Yes, any bounded linear operator in separable Hilbert space (and, in particular, in $\ell^2$) can be viewed as an infinite matrix. Also, some rules for finite matrices work in the case of infinite matrices. For instance, in order to find the matrix of the sum of bounded operators you can just find the sum of the matrices of these operators. Another example: the matrix of the adjoint operator of a continuous operator in Hilbert space is the adjoint matrix (conjugate traspose) of the matrix of this operator.

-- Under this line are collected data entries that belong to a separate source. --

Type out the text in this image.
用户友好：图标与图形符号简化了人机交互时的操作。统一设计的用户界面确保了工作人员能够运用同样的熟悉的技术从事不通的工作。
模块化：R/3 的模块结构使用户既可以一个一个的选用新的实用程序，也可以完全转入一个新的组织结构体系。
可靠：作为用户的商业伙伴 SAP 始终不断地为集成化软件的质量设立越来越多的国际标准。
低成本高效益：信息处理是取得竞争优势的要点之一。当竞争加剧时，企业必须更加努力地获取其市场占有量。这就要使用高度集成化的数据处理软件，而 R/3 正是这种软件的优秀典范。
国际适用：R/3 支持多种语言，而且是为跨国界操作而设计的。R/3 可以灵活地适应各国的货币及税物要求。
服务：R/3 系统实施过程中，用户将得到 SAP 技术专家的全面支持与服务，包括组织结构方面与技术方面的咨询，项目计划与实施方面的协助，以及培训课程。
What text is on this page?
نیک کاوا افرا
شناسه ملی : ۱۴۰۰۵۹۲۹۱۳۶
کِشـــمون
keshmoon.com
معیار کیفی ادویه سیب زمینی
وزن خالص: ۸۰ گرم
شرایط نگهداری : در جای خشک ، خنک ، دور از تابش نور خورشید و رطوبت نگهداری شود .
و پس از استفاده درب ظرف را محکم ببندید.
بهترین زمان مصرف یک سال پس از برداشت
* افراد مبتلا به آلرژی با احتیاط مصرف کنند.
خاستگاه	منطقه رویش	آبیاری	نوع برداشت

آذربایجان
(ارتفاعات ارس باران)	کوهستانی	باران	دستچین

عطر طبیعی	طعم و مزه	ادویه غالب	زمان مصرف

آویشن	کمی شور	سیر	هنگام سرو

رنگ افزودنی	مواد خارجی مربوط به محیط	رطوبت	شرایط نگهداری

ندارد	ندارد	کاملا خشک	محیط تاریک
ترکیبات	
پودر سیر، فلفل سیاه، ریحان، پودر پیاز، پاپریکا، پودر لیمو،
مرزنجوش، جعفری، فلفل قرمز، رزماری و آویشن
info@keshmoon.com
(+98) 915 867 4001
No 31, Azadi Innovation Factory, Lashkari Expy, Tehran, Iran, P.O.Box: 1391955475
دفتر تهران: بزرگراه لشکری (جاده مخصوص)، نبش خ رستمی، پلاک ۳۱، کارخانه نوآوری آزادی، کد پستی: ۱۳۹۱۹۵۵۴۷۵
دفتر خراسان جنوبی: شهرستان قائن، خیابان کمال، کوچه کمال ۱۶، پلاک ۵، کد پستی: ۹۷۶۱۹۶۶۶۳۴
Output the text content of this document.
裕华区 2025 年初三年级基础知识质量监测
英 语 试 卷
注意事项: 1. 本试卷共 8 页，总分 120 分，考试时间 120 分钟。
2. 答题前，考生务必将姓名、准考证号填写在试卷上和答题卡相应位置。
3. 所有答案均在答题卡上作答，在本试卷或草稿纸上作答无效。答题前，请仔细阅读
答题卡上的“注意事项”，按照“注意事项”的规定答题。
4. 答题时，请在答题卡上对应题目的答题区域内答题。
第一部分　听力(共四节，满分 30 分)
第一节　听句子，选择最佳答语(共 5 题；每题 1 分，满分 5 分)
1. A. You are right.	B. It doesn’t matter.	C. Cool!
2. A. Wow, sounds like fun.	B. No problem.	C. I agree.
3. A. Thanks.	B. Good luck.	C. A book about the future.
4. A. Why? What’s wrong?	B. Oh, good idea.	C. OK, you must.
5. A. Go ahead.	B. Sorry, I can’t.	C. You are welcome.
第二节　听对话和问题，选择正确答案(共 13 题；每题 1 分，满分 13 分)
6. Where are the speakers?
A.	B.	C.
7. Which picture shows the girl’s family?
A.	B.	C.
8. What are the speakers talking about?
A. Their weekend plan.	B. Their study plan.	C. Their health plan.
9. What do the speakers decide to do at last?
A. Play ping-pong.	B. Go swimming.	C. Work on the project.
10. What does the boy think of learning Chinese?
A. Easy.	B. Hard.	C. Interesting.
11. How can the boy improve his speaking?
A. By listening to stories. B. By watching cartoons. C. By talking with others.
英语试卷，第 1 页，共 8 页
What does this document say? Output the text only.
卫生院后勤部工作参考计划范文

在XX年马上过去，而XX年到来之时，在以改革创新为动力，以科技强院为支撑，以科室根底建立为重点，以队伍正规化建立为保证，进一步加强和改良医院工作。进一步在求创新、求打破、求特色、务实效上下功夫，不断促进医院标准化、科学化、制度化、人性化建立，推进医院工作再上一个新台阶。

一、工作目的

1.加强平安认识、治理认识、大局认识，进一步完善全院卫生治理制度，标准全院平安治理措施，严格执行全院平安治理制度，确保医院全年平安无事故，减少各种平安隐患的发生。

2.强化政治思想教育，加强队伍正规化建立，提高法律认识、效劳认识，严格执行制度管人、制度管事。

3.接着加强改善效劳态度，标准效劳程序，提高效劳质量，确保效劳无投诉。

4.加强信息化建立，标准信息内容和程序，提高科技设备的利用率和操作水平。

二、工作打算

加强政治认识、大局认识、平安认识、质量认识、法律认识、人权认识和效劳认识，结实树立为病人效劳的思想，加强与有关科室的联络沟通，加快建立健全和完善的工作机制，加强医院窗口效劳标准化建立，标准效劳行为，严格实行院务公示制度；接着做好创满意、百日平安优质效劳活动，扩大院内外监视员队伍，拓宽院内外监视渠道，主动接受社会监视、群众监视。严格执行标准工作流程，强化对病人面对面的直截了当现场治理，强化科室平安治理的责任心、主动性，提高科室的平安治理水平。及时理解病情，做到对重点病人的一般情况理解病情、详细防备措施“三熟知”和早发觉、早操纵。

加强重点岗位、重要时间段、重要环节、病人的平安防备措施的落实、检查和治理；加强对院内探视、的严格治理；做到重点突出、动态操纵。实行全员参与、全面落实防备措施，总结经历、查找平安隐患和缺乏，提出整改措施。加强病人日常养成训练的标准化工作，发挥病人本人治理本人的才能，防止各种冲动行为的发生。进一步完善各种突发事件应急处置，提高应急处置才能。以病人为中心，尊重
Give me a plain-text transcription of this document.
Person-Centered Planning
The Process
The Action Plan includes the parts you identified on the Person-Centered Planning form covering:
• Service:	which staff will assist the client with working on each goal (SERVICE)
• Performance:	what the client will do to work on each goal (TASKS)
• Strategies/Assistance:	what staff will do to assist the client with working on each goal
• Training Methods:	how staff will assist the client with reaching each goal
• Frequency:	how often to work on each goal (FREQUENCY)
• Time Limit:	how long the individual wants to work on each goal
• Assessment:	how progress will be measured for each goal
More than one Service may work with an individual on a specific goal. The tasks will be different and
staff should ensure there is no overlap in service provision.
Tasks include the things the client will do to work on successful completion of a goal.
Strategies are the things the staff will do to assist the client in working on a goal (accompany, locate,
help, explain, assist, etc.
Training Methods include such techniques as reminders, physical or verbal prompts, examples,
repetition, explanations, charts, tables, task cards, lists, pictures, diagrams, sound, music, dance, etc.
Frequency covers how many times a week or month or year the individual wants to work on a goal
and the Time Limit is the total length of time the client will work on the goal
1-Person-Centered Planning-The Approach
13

However, in the infinite dimensional case, usually, it is easier and more convinient to deal with an operator itself than with its matrix. One of the main reasons is that, often, it's very hard to reformulate any topological properties of operator (such as continuity, compactness) in terms of corresponding matrix. Also, computations with infinite matrices are very cumbersome and they often overshadow main ideas of the theory. That's why it is difficult to find anything about infinite matrices in standart courses of functional analysis.
Although, matrices can be very helpful for the study of some specific classes of bounded linear operators. But it's much more advanced topics of functional analysis. You can find some information about these specific classes of operators in the book "Analysis of Toeplitz Operators" by A. Bottcher and B. Silberman.
When one consider unbounded linear operators everything gets much worse because even simple algebraical rules for the matrices of operators do not work in this case. Therefore matrices is totally useless in unbounded case.